Saturday, 8 August 2009
Cher - I'd Rather Believe In You
After the stark failure of 1975's Stars, Cher's follow-up from 1976 was another fine album called I'd Rather Believe In You, which was something of a return to the familiar narrative style of her biggest 70s hits. Cher's voice - a throaty elixer of hot lead and ash, so deep it sounds as if she has swallowed herself whole - is on reliably fine if unspectacular form throughout. Recorded whilst pregnant with Elijah, the album did not chart anywhere despite being badly promoted, with Cher rightfully sulking years later that the label were hopeless.
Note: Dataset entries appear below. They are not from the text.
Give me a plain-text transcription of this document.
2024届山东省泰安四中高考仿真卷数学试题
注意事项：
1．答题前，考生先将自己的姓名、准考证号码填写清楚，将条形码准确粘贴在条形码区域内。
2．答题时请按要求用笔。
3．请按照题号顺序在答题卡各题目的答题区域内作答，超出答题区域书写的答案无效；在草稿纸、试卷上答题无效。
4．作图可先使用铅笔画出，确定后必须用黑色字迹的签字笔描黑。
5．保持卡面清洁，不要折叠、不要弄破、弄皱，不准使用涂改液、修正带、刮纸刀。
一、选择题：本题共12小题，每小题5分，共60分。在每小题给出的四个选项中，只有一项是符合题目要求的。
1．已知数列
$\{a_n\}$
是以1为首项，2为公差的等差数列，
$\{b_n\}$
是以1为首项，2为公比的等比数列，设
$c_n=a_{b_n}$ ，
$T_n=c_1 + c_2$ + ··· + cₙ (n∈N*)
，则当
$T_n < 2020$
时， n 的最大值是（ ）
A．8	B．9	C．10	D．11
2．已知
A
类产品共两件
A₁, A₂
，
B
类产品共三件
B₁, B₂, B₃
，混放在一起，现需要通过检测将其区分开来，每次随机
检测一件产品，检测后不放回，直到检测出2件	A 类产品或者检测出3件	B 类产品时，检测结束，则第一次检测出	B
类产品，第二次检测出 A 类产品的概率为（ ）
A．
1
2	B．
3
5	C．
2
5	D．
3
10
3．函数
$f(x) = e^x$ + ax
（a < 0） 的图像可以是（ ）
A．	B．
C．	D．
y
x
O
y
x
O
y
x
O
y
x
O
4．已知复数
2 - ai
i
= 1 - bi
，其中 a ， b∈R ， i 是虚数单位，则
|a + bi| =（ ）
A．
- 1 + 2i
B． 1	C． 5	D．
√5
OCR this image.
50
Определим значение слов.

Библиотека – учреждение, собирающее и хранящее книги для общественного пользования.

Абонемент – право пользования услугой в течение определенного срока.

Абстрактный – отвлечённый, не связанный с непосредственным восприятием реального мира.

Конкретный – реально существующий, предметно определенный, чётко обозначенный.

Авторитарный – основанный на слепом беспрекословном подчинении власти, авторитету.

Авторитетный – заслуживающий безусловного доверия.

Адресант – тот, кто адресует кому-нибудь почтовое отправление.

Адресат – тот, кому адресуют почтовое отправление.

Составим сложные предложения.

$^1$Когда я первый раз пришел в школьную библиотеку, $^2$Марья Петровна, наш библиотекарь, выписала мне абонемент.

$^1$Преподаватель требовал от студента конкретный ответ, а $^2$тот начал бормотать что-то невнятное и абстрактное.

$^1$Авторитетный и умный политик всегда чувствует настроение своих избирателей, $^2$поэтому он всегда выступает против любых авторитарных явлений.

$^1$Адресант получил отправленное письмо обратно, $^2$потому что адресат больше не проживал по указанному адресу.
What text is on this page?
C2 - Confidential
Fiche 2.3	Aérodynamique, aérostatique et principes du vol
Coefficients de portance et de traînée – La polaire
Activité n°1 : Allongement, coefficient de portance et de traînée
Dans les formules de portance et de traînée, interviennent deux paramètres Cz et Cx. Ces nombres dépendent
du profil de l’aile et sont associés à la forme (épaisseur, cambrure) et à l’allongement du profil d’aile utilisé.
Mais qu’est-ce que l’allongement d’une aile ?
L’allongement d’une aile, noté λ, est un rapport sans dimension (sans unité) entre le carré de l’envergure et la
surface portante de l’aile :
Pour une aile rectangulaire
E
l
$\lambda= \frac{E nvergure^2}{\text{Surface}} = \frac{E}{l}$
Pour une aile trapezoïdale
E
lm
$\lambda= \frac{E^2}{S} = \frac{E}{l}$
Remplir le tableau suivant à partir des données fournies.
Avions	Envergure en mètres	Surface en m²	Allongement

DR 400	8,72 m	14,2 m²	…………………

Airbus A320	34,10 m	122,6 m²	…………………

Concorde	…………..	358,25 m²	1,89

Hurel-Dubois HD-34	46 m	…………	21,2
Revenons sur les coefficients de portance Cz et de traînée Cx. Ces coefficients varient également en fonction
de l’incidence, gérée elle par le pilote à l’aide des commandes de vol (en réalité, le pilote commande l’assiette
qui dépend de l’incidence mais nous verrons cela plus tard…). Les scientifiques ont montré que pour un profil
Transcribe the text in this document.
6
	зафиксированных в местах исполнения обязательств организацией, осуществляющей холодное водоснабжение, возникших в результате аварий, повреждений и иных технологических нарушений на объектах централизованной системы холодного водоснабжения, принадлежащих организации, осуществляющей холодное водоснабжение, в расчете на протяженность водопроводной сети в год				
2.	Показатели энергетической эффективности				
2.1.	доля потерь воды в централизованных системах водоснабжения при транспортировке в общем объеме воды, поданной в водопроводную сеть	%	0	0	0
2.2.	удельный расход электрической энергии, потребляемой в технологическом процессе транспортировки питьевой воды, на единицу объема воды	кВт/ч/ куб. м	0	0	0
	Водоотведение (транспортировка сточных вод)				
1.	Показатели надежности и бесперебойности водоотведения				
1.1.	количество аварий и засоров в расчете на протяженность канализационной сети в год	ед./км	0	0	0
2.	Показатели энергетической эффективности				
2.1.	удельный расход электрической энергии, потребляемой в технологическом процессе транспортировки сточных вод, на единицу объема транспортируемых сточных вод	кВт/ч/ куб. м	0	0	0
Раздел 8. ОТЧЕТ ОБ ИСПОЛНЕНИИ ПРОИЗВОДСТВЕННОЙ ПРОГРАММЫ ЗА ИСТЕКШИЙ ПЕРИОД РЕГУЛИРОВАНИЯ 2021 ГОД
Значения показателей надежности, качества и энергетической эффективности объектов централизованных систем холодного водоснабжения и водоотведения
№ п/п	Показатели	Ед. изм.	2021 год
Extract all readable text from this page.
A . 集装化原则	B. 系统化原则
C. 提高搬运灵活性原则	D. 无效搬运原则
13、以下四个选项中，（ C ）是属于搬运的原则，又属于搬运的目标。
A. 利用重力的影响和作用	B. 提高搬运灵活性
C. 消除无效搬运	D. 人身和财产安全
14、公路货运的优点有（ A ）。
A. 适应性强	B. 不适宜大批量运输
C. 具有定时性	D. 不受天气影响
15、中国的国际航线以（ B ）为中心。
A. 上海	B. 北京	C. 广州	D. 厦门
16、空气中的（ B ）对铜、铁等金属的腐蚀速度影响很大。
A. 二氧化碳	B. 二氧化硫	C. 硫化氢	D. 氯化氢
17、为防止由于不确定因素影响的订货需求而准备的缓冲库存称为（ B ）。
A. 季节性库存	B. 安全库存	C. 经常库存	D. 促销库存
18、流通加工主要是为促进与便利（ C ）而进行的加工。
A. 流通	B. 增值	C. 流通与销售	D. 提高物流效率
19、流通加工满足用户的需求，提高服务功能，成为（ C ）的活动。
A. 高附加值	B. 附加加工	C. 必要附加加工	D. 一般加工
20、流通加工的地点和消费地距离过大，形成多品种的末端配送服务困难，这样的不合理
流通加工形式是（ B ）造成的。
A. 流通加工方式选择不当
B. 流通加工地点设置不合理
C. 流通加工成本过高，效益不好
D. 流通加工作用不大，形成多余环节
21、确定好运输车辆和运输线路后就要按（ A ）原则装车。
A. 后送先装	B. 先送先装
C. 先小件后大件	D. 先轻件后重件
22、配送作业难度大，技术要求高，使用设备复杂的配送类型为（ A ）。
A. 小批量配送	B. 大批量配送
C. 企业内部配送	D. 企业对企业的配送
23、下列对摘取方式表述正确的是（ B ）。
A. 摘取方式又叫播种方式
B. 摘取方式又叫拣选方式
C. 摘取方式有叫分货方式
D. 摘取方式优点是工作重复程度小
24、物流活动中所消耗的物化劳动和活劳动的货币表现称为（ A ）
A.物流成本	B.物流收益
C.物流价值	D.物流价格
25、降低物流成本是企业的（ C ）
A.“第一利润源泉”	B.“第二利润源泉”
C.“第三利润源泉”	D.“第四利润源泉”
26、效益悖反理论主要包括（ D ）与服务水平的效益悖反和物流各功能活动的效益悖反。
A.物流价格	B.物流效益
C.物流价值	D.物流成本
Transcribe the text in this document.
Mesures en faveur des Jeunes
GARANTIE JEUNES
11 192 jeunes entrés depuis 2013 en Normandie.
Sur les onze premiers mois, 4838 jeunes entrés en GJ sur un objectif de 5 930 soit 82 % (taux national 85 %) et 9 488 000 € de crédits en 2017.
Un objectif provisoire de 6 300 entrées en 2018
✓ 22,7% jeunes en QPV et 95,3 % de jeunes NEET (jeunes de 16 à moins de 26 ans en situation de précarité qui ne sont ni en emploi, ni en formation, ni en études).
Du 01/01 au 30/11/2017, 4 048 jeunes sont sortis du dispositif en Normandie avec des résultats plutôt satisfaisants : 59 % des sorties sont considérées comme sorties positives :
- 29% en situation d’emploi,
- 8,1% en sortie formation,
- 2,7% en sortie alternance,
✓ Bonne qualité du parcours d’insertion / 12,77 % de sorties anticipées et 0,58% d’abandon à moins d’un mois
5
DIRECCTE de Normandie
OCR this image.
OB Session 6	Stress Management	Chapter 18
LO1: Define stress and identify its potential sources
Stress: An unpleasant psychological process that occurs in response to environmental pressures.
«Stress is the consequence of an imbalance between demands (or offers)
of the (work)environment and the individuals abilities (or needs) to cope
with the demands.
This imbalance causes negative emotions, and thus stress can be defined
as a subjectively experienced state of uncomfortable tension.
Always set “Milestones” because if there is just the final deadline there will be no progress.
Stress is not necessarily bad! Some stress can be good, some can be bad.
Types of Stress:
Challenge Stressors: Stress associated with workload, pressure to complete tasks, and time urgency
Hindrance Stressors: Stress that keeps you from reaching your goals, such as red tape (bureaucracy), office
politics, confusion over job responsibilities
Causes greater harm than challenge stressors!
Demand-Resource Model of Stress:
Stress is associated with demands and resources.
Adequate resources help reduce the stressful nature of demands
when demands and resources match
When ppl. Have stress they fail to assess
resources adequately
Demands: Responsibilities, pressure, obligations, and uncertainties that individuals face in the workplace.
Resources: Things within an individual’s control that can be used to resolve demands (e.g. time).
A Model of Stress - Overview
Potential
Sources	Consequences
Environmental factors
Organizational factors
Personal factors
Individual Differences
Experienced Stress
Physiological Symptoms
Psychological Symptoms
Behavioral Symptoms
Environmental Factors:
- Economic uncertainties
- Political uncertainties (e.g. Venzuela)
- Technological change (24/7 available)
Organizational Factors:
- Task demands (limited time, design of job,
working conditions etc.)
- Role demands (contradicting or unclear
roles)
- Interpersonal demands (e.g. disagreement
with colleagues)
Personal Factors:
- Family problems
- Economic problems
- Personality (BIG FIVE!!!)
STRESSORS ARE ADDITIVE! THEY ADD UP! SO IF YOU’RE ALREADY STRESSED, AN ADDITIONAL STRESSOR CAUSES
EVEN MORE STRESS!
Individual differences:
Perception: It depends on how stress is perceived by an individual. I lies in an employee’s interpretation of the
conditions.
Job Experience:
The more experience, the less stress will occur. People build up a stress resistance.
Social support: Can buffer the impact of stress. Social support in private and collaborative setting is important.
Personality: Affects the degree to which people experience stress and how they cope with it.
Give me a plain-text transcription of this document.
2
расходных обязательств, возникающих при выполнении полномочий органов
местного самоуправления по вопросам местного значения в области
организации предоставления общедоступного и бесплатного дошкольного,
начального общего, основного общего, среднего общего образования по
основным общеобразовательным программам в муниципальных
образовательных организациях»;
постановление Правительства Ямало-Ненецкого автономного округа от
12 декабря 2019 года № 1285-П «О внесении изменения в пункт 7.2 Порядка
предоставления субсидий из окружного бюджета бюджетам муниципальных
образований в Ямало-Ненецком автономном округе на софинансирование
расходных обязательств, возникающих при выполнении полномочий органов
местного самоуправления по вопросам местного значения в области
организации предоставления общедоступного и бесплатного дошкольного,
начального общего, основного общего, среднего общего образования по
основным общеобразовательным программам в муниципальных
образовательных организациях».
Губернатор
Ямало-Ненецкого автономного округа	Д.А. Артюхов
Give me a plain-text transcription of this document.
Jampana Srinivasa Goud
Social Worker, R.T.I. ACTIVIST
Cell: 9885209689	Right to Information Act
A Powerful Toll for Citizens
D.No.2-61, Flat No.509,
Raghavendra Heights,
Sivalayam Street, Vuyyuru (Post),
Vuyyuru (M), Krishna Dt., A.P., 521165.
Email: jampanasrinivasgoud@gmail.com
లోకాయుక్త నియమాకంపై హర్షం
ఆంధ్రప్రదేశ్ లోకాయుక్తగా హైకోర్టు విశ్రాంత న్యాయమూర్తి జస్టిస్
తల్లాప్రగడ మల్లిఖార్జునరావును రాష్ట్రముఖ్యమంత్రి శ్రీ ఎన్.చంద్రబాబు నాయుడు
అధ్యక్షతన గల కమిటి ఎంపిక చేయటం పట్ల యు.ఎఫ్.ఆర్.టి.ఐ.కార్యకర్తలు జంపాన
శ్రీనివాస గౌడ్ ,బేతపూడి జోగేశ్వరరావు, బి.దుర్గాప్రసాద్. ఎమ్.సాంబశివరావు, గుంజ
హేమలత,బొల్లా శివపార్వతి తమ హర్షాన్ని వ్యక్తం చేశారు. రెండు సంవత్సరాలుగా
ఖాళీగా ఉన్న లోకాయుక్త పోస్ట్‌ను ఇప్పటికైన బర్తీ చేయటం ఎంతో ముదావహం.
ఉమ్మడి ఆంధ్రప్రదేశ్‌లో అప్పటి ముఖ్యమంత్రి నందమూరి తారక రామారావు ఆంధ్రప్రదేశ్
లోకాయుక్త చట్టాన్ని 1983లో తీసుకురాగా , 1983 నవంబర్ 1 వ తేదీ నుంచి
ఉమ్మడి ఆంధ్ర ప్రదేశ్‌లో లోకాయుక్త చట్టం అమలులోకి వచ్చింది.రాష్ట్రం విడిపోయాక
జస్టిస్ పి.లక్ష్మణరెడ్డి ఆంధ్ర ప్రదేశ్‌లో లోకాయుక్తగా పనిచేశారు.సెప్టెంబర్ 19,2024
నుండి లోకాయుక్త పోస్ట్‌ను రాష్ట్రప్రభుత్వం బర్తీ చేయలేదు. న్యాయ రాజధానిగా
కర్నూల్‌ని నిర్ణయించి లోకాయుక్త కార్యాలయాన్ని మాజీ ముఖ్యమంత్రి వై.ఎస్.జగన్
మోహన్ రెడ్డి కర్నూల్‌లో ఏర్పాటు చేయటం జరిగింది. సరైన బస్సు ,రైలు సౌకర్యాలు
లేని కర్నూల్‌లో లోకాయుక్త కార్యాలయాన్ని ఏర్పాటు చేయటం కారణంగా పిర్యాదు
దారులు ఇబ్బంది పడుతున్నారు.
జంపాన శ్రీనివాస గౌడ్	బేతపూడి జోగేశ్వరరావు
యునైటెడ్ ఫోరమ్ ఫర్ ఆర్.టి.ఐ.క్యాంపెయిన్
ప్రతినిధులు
The album's sole single Long Distance Love Affair is a solid opener, re-activating Cher's gritty signature grimacing lyrics, presumably attempting to re-establish her star image. However, the title track is the album's real winner: sad and joyful in equal measure, the gorgeous piano rouses Cher's anthemic 'yeah, oh yeah' fist-in-the-air 'it's only us' style chorus.
I Know (You Don't Love Me) is a fun stumbling, jazzy affair also built on a solid electronic folk foundation. Cher yo-yo's between octaves on the tender Silver Wings & Golden Rings, a MOR middle of the week tale of meeting lonely companions at the bar. The languid Flash Back is a slow-burning Dark Lady-esque dilema perhaps too dramatic to warrant much description but is compulsive soundtrack music - Cher embraces her storytelling, but sadly she has done it so many times that by this point the facade is no longer hiding what is underneathe.
It's A Crying Shame is another arms-wide showtune number giving her cushion of straight pop some vintage poof. Early Morning Strangers is an alluring judgement-dilluted, gin-soaked lament to faceless libidinal interest and longs for something more meaningful or at least more regular.
The obvious song to look out for is Knock On Wood (yes, that one), thriving on Cher's visceral charisma and dodging disco for a more mainstream pop appeal, it's not too dissimilar to her version of Rescue Me. It certainly does not light the fuse towards Take Me Home, but proves her effortless ability to capture what is popular and never lose the essence of Cher.
She soars on the syrupy country-tinged Spring, another explicit 3rd person narrative - the lyrics are beautiful and baffling in equal measure. Borrowed Time is slightly apt given the nature of the LP, but is a radiant gem unleashed right at the end. I'd Rather Believe In You is a fine record, but not an exceptional one. Cher doesn't put a foot wrong - jazzy showtunes were the singer's well-worn stock and trade on her TV shows - but, despite reliably embracing and connecting to the material on offer here, the vivid emotion conveyed on Stars is sorely longed for.
Nevertheless, Cher is a cement-cracking architect of her own material despite hardly ever writing any of it: she wastes no time with uncertaintly, and her 'deadpan' portrayal is what makes her so real - if the Cher of Stars is supressed here, her vamping glory is the burning flame that's never diminished. I'd Rather Believe In You might not hit the sublime groove of its predecessor, but the sheer poetry of Cher's vocal is adequatey impressive.